Trump is facing federal criminal charges for allegedly attempting to overturn the outcome in the 2020 election, but he is not facing charges related to the events of Jan.6, for which he was already acquitted once by the U.S. Senate.

Trump said he might consider pardoning some of the protestors who were charged for their actions that day, many within the deeply corrupt Washington, D.C. court system.

“I’m going to look at them, and I certainly might if I think it’s appropriate” to pardon them, the former president said.

Trump also said he would consider pardoning former Proud Boys leader Enrique Tarrio, who was sentenced to 22 years in prison orchestrating a failed plot to keep Trump in power.

Trump said Tarrio was treated “horribly,” according to a full transcript of the NBC interview, which included parts that were not aired.

Trump was asked if he fears going to jail.

“No, I don’t really. I don’t even think about it. I’m built a little differently I guess,” he said.

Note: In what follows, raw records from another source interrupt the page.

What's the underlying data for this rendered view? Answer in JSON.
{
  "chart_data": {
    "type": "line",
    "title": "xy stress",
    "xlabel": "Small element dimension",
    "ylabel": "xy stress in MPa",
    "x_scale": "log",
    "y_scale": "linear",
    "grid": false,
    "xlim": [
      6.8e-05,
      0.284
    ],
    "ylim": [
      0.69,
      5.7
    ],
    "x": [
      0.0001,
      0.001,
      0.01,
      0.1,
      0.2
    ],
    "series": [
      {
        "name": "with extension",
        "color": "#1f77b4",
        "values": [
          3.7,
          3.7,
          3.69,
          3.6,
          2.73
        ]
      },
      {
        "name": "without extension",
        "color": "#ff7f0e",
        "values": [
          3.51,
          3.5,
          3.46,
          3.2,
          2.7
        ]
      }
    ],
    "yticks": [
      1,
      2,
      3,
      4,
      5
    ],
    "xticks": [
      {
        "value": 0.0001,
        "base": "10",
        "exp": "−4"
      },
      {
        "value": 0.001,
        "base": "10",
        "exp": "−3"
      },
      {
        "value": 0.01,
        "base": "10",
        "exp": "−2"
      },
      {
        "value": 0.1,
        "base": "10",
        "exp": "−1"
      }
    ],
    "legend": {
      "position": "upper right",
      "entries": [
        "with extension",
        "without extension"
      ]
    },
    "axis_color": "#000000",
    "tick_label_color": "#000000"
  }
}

Trump was also asked in the interview why he didn’t listen to the advice of attorneys in the White House who urged him to accept his loss to Biden.

“I didn’t respect them,” Trump said. “In many cases, I didn’t respect them. But I did respect others. I respected many others that said the election was rigged.”

Trump said he was listening both to his instincts and “different people” to guide his actions around the election’s results.

The NBC appearance was Trump’s first broadcast network interview since leaving office and marked Welker’s debut show as host.

Trump also said he was pleased to hear Russian President Vladimir Putin’s recent remarks praising Trump for suggesting that he were elected to the White House again, he would negotiate an end to Russia’s war in Ukraine. Putin on Tuesday said Trump’s statements were “good” and brought “happiness.”

“Well, I like that he said that. Because that means what I’m saying is right,” Trump said on NBC.

Trump said he had had a good relationship with Putin, something he has said several times before, and denied that any deal he would seek in Ukraine would be a win for Russia and allow it to keep territory it has seized.

“That’s something that could have been negotiated,” Trump said. He went on and said, “They could have made a deal where there’s lesser territory right now than Russia’s already taken, to be honest.”

Trump repeatedly declined to say whether he would support a federal ban on abortion and he criticized a ban on abortion after six weeks of pregnancy that was signed by Florida Gov. Ron DeSantis, one of Trump’s top rivals in the presidential primary.

“I think what he did is a terrible thing and a terrible mistake,” Trump said.

Trump said he did not care whether abortion was ultimately banned at a federal level or settled by laws in each state. The U.S. Supreme Court, with the support of three justices appointed by Trump, last year overturned the federal abortion mandate that prohibited states from setting their own restrictions following the 50-year-old Roe v. Wade case.

“From a pure standpoint, from a legal standpoint, I think it’s probably better” to be handled at the state level, Trump said.

“But I can live with it either way. It’s much more important, the number of weeks is much more important.”